Oh, I've done that. I revised The Tomb because I thought it was overwritten. I tweaked Reborn and Reprisal, and I've done a huge rewrite of Nightworld to bring it into line with all the changes I've made while writing the Jack series. The final Nightworld comes out in 2012 and will officially cap my Secret History of the World. No fiction beyond Nightworld in that timeline.
If you get a really good Repairman Jack idea in the future, will you consider revisiting the character?
Oh, I plan to do about 3 more set in his early years between his arrival in NYC and The Tomb. I'm going to fill in the gaps where he gets to know Abe and Julio and becomes the guy we meet in The Tomb. Then that's it. Then you'll know all I know about him.
What’s the future of the young Repairman Jack series after the last novel is released?
I contracted for three books and that will be that. The last one (Jack: Secret Vengeance) is due in February. They've been extremely well received, but that's all I want to do. Too many ripple effects into the adult books. I want to keep the whole series consistent.
What’s going on with the Repairman Jack movie? You’re on record as being less-than-thrilled with the film version of The Keep – does that experience make you nervous about a possible new movie?
Not much at all is happening. Right now they could cast PeeWee Herman and it would be fine with me. Just make the goddamn movie.
Are there works of yours outside the Repairman Jack series that you would like to see adapted? Are there any writers or directors you think would be particularly well-suited for your work?
First off I want to see The Keep remade, but the rights are so tangled, I doubt that will ever happen; Michael Mann will do everything in his power to prevent another director from showing him up. I'd love to see Midnight Mass – the novel, not the novella – done with good actors and a decent budget. I think The Fifth Harmonic could be a great little film; and since it's set in Mexico, it could be made on the cheap. Masque (available these days only as an ebook under our original title, DNA Wars) will make a totally kick-ass SF film.
If you could steer readers who are only familiar with the Repairman Jack material towards other works of yours, where would you have them start?
Read the Adversary Cycle: The Keep, Reborn, The Touch, The Tomb, Reprisal, Nightworld. If you like SF, read the LaNague series and DNA Wars, all available as cheap ebooks. There's Black Wind, possibly my best novel ever. And for stuff off the beaten track, try Virgin or Mirage or The Fifth Harmonic. Like medical thrillers? The Select, Implant, Deep as the Marrow. I've written about every freakin' genre except romance and western.

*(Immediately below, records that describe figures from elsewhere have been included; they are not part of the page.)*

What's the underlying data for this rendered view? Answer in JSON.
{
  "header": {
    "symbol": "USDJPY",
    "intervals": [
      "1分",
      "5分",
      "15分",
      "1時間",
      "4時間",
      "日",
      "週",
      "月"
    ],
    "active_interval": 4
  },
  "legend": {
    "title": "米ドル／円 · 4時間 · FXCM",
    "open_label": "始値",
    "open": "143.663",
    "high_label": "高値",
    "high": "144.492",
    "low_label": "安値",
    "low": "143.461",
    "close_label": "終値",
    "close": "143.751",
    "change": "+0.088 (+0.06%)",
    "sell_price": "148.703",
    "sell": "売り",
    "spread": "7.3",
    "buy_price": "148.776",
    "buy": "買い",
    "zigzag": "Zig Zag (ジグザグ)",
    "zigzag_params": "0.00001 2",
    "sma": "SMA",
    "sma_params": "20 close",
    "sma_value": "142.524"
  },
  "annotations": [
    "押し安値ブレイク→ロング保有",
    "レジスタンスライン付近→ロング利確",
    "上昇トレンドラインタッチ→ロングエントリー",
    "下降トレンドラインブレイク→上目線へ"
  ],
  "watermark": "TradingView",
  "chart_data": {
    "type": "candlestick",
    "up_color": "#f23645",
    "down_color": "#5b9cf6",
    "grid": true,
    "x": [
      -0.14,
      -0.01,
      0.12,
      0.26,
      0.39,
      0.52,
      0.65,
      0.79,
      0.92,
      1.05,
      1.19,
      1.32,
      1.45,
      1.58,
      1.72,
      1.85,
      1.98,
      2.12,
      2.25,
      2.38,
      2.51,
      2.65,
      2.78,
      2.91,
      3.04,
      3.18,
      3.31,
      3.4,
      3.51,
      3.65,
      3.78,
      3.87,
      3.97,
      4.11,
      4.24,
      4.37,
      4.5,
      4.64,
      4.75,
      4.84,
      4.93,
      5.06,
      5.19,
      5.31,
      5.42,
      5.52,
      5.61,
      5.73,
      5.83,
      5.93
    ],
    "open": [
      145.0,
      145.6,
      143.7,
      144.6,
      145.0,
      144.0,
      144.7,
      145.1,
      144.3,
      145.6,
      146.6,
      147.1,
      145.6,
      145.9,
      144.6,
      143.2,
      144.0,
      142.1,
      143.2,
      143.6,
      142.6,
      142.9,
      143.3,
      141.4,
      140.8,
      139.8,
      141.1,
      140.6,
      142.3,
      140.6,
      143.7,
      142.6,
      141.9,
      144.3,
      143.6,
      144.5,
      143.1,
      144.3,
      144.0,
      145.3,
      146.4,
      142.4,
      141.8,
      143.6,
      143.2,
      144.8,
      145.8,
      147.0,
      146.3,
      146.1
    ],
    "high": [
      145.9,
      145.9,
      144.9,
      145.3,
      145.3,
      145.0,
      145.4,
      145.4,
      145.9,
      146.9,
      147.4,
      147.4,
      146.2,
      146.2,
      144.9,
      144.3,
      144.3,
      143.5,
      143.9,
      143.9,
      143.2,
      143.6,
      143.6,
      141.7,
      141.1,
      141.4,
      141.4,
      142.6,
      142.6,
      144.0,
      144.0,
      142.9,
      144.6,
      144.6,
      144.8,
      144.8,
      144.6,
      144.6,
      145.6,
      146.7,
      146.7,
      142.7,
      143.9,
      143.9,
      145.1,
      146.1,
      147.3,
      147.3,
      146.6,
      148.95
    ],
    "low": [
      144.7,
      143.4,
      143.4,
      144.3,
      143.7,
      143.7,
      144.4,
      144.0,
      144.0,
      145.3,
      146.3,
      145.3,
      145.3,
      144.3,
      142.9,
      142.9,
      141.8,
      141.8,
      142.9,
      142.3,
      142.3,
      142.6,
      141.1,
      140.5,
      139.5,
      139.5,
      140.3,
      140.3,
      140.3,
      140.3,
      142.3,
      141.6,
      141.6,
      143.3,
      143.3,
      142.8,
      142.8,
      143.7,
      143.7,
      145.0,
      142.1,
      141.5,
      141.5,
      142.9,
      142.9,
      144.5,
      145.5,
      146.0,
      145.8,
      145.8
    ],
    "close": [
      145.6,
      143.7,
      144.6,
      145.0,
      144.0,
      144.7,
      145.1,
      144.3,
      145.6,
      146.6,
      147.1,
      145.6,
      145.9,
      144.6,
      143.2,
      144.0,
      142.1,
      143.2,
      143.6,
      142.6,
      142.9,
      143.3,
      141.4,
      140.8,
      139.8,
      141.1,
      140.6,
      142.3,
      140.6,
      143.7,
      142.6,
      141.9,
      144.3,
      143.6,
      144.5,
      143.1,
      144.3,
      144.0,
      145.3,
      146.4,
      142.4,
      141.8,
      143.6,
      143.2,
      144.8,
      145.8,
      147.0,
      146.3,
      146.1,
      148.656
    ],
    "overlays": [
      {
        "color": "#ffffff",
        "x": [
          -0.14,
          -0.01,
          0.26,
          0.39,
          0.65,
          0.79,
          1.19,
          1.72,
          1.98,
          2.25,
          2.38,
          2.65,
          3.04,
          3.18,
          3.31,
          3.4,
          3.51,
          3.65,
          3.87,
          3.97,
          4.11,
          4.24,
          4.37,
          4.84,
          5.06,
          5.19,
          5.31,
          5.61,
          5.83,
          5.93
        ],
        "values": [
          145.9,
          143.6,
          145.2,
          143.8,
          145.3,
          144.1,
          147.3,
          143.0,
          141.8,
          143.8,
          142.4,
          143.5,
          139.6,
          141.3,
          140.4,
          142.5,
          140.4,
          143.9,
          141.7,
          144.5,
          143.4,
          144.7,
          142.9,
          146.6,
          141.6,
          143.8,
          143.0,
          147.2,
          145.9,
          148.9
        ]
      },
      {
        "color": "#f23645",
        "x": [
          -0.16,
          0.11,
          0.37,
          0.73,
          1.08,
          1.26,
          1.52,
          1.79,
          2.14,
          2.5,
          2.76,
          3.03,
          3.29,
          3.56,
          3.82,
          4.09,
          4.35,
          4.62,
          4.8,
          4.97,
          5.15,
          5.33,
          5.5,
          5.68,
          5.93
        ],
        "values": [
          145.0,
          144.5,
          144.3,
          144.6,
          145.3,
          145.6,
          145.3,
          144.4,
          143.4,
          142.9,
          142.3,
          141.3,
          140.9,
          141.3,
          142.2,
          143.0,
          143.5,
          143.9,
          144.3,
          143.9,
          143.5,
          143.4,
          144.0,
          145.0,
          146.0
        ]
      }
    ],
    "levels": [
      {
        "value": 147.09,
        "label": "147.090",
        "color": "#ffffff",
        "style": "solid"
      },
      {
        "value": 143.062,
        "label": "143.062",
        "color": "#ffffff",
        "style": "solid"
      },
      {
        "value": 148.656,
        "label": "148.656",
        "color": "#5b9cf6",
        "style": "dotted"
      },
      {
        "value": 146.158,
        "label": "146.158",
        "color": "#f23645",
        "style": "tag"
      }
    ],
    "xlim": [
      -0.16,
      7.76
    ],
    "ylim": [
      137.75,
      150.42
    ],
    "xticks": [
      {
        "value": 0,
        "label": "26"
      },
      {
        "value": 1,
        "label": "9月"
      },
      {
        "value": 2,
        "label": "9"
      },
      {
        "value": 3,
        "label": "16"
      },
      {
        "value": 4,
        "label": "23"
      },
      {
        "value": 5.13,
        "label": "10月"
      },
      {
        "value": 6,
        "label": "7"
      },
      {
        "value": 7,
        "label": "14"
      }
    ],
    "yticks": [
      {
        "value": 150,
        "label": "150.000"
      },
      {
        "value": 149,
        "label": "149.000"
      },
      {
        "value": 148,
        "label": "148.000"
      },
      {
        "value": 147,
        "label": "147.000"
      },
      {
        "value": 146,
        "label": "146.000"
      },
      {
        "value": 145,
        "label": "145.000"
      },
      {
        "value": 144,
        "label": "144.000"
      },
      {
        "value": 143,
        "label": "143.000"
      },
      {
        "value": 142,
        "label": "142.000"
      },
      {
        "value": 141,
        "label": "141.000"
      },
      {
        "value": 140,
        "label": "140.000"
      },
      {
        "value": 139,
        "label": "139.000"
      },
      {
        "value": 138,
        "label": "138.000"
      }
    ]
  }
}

There’s a lot of nervousness, excitement, and hand-wringing about the move toward electronic publishing. What’s your take – as a writer and as a reader – on this new digital age?
I love it and I've embraced it. I hate the piracy, but the leeches are always with us. I've put all titles from my backlist to which I still own e-rights up online as ebooks. As I write this I've just finished my contribution to a four-way collaboration with Blake Crouch, Joe Konrath (as Jack Kilborn), and Jeff Strand. It's a straight-to-ebook novel called Draculas, and we had a super-fun time writing it. If only all novels could be this easy and fast. 70k words in 5 weeks (plus 40k words of email). I'm glad to see I can still keep up with the younger guys. These are three excellent horror/thriller writers, turning in sharp, clean prose at an amazing rate. It's real horror, lots of gore, tons of action, and a fair amount of humor. This begs to be filmed.
What else do you have lined up that readers can look forward to?
Besides Draculas and the early Jack books, none I can talk about at the moment. A couple of projects are in negotiation, and I should have contracts to sign soon, but I never discuss a project until it's a for-sure done deal.